A holiday in Tenerife can almost guarantee the perfect level of heat, little rain and plenty of sun. However, this does not apply to the whole of the island. The island is mountainous, sits in the cooling Canary Current of the North Atlantic Ocean, in the path of the northeast trade winds, and is very close to the west coast of Africa; these factors give rise to an exceptional level of regional climatic variation – so much so that you can generally choose what type of weather you would like to experience on any day.
Transport links across the island are efficient and easy to find so wherever you stay you can always access a real contrast. For instance, you might visit in winter and hike up to the snow line on Mount Teide, then spend the next day sunbathing on the south coast.
Tenerife South, where the majority of the tourist resorts are clustered, is warm year round with pleasantly hot summers. This includes resorts such as Los Cristianos, Playa de Las Americas and Playa Paraiso. This side of the island faces south and east and is affected by hot, dry weather systems coming over from Western Sahara in Africa.
Summer Weather in Tenerife: June – September
From June until September, sees average high temperatures rising through the mid-twenties to a peak of 28°C in July, August and September. Night time temperatures are cooler, but stay in the high teens to early twenties so air-conditioning is a good idea, though the steady trade winds ensure that the heat rarely becomes uncomfortable, and you can always take a siesta or dive in the sea if it gets a bit too hot. As Tenerife is in the North Atlantic, the water temperature does not reach the highs seen around Mediterranean holiday resorts, but it is still plenty warm enough for swimming, sitting in the low twenties for the entire season.
Sunshine levels are good throughout the summer, with nine hours per day for the first three months of the season and eight hours in September. Rainfall is minimal. Prolonged periods of drought have been known to result in forest fires that spread rapidly through the dry vegetation. Fuelling the spread of these fires is the strong wind. On the odd occasion Tenerife is visited by the sirocco: a wind that originates in the Sahara and can cause clouds of sand and dust. If the sirocco blows, south Tenerife can see temperatures in the mid-thirties.
In October and November, is still hot but does see an increase in rainfall. The average high temperature decreases to 27°C in October and to 25°C in November. The sea temperature stays about the same and sunshine levels remain good at around six or seven hours per day.
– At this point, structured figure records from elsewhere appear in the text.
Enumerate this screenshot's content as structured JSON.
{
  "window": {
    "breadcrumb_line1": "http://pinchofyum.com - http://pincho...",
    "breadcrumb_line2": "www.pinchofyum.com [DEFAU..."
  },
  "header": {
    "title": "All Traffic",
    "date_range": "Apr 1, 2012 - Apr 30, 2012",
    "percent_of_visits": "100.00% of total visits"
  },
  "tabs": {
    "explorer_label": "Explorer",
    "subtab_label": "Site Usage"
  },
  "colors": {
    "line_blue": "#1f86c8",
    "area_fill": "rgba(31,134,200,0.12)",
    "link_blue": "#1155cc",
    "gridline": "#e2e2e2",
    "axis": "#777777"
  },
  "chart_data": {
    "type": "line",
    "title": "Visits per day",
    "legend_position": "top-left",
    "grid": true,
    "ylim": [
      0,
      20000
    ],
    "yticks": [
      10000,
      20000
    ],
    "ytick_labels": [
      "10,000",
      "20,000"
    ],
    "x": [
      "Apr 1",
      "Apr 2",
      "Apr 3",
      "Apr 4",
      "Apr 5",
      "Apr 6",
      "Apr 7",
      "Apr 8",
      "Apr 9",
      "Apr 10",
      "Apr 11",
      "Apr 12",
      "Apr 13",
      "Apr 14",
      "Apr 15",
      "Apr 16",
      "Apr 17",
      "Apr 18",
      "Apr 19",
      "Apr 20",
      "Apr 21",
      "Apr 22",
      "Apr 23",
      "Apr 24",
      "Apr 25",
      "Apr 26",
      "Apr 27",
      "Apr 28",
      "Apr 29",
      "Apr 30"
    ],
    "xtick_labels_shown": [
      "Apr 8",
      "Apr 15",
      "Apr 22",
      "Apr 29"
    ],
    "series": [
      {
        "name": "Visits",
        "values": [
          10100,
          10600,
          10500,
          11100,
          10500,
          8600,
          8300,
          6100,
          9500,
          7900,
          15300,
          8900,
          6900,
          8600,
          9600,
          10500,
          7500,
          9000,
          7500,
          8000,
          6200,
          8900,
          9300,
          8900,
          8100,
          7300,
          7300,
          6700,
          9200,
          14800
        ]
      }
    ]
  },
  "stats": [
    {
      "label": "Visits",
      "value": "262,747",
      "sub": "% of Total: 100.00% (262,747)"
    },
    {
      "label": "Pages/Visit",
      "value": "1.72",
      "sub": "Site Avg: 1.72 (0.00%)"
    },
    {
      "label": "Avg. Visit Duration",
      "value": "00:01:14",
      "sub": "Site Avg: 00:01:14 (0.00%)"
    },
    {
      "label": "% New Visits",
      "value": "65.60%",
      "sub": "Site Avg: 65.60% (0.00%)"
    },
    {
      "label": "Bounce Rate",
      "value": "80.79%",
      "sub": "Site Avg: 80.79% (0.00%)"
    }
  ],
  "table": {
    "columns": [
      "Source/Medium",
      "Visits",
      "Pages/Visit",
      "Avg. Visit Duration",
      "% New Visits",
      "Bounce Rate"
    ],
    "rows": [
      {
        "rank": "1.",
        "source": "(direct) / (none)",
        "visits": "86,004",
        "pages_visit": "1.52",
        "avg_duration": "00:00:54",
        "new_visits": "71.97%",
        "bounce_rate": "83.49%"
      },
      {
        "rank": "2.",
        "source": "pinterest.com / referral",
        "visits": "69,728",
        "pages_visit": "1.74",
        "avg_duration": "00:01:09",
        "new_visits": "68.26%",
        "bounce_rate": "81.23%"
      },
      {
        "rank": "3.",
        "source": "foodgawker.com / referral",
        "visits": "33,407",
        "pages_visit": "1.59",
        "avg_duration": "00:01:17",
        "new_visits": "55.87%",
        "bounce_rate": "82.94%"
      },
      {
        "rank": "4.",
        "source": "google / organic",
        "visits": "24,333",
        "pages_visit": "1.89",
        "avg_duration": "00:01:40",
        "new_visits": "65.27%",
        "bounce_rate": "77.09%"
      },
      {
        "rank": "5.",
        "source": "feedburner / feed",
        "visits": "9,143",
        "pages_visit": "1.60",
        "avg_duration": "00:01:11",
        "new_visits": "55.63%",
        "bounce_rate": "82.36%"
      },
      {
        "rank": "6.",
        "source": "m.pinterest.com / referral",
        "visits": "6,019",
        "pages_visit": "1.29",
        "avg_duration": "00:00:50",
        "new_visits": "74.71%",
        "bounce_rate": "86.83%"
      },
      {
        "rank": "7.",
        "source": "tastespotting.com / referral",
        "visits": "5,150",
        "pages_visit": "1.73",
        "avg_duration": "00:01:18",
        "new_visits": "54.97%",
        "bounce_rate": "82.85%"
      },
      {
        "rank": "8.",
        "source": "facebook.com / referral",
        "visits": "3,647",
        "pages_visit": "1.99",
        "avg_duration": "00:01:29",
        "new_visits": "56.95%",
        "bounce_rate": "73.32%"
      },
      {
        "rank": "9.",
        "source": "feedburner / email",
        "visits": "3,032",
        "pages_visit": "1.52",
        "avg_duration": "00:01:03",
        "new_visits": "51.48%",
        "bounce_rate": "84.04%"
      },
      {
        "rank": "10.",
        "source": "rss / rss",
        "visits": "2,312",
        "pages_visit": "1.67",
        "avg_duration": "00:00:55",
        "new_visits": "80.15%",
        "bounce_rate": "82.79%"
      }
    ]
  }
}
While rainfall does increase, showers are usually short-lived. Tenerife sees fewer visitors at this time of year so if you don’t like crowds this is a great time to come.
From December until February, is very warm but sometimes quite wet. January is the coolest month in the year but still sees an average high temperature of 20°C. Most people would consider this warm enough to lie on the beach, especially if you’re from northern Europe and have a tendency to be rather optimistic about these things. On some days it can get up into the mid-twenties but this is not to be relied upon. Night times are cooler, getting down to an average low of 14°C, so a few extra layers are necessary. Rainfall is higher in this season. Light showers and the odd stormy day occur but are infrequent, and poor weather conditions rarely last for long. Sunshine levels remain good between 6 and 7 hours per day for the season, and the sea is still warm enough for swimming.
Again, these weather conditions are actually on par with many locations in northern Europe in midsummer, so if you’re trying to escape the cold and grey of a northern European winter, Tenerife is clearly an option. It should be noted that the UK receives a single hour of sunshine per day in December. This has made Tenerife exceptionally popular as a Christmas getaway. Winter is Tenerife’s other high season and sees the island visited by family groups.
From March till May, sees the temperature creeping back up to 22°C with some sunny days reaching into the high twenties. However, cool winds can force the temperature back down into the teens. Night times remain mild, at around 16°C, so don’t forget to pack a jumper. Rainfall rapidly decreases and sunshine levels creep up, reaching an average of eight hours per day in May. This is a fantastic time to visit the island when the summer crowds are yet to arrive and the island is in full bloom following the winter rains.